Celestial wings to stellar CORPSE! NASA's Hubble Telescope captures Butterfly Nebula
NASA's Hubble Space Telescope captured an image of the Butterfly Nebula which will eventually fade and leave behind a stellar corpse known as a white dwarf. Sun can expect a similar fate too once it runs out of fuel in about 5 billion years.

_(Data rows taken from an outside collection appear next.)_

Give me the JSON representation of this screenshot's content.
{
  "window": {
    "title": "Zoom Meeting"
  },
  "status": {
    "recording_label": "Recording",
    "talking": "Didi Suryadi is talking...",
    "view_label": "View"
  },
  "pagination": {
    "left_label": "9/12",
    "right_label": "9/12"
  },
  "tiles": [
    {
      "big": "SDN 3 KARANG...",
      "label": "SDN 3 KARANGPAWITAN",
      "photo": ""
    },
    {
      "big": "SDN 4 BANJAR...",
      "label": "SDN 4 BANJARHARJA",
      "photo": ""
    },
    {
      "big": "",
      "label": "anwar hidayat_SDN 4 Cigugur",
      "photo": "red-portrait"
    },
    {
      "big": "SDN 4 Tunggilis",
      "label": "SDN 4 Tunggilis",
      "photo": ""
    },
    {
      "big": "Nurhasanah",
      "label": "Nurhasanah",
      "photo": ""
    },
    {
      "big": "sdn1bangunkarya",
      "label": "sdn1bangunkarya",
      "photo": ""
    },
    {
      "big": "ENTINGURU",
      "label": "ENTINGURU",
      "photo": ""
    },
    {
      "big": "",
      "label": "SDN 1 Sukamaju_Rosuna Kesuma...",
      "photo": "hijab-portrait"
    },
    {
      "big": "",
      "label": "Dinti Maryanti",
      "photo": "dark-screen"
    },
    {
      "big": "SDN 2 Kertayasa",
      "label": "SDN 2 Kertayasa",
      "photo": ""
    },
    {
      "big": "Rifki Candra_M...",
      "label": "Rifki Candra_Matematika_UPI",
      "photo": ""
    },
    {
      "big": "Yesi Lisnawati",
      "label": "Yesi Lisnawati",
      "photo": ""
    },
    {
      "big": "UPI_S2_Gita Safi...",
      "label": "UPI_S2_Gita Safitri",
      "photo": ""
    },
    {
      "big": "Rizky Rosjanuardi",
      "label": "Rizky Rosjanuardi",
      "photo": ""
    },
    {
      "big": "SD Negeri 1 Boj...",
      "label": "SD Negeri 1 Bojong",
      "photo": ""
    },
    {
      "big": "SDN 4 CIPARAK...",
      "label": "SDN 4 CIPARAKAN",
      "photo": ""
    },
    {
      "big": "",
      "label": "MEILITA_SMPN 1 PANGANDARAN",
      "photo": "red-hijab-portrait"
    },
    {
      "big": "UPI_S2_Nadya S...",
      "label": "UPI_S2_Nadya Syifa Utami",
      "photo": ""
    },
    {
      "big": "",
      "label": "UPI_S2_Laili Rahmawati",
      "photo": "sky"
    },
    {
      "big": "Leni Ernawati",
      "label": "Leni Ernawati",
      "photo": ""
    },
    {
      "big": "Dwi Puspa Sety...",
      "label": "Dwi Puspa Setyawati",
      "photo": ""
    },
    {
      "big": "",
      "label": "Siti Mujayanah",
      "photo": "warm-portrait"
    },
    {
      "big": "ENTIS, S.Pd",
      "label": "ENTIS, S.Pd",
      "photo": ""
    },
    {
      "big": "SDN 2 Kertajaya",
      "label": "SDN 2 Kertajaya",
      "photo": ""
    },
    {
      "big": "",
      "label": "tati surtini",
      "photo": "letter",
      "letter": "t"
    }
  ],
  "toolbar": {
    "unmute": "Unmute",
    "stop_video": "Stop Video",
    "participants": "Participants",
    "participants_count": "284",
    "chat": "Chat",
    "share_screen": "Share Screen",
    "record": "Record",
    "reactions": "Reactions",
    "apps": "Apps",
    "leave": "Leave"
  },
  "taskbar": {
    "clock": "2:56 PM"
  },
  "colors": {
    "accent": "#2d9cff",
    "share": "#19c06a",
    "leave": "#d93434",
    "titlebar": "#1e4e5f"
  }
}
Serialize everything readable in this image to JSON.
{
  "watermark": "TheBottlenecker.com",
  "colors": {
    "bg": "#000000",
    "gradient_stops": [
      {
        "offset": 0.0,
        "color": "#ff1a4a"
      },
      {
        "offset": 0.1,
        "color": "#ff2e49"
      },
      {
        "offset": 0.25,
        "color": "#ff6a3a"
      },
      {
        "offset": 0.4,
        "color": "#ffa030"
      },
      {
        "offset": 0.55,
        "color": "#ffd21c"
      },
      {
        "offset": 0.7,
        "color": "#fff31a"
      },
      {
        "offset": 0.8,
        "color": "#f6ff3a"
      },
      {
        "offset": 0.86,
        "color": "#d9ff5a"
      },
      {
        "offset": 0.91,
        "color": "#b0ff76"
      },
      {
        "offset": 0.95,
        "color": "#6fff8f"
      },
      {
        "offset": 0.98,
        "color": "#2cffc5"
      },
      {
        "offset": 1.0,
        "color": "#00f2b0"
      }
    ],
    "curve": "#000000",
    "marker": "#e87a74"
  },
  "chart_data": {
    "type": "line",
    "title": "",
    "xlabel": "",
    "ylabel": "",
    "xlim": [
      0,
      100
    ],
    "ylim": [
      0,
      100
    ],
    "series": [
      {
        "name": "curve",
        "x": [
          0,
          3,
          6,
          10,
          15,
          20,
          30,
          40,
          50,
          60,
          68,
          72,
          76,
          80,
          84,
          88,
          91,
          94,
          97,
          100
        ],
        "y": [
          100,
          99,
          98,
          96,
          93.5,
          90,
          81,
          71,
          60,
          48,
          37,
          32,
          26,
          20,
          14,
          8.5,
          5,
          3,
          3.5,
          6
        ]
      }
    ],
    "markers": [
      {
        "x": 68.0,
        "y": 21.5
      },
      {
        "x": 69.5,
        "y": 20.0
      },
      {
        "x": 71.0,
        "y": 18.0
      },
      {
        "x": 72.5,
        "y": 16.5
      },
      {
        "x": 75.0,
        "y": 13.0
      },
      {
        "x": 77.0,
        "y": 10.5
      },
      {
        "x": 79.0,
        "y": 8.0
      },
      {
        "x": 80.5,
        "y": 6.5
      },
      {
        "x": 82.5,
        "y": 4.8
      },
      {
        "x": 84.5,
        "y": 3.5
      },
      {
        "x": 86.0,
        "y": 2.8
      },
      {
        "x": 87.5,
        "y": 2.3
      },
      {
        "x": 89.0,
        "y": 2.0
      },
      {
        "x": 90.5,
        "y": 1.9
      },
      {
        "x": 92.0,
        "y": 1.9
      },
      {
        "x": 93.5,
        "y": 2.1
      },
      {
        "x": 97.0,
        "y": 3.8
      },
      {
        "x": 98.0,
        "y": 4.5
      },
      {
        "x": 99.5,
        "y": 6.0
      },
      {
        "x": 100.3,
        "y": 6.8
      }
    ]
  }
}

NASA's Hubble Space Telescope captured an image of the Butterfly Nebula which shows layers of gas being ejected from a star that has exhausted its nuclear fuel. According to a tweet by Hubble, eventually this nebula will fade and leave behind a stellar corpse known as a white dwarf. "This structure may look like a cosmic butterfly unfurling its celestial wings, but there's nothing gentle or delicate about this massive blowout. In Caldwell 69, also cataloged as NGC 6302 and commonly known as the Butterfly or Bug Nebula, layers of gas are being ejected from a Sun-like star that has exhausted its nuclear fuel," NASA informed.
The research organisation further informed that the medium-mass stars grow unstable as they run out of fuel, which leads to the dramatic expulsion of material into space at speeds of over a million miles per hour. Streams of energetic ultraviolet radiation cause the cast-off material to glow, but eventually the nebula will fade and leave behind only a small stellar corpse called a white dwarf. Our middle-aged Sun can expect a similar fate once it runs out of fuel in about 5 billion years, NASA said.
Nebulae like Caldwell 69 are known as planetary nebulae but are not related to planets. The term was coined by astronomer William Herschel, who discovered the Butterfly Nebula in 1826. Through his small telescope, planetary nebulae had the appearance of glowing, planet-like orbs. While stars that generate planetary nebulae may have once had planets in orbit about them, scientists expect that the fiery death throes these stars undergo will ultimately destroy or leave any attending planets completely uninhabitable.
The Butterfly Nebula is located about 4,000 light-years away in the constellation Scorpius. Hubble obtained this close-up view in 2009 using its Wide Field Camera 3, installed by astronauts during the final shuttle servicing mission. These observations detected the nebula's central star for the first time.
The Butterfly Nebula is highest and best viewed in the Southern Hemisphere during winter. From the Northern Hemisphere, its best season is the summer, but for most observers it will appear quite low above the southern horizon. With a magnitude of 9.5, the nebula is just visible with binoculars in dark skies, but a telescope will provide better views.
In Hubble's image above, filters that isolate emission from oxygen, helium, hydrogen, nitrogen, and sulfur from the planetary nebula were used to create a composite color image. Through your telescope, you can expect to see something more reminiscent of a small, smoky eraser smudge. Use a medium to large telescope under dark skies to make out the nebula's butterfly shape, according to NASA.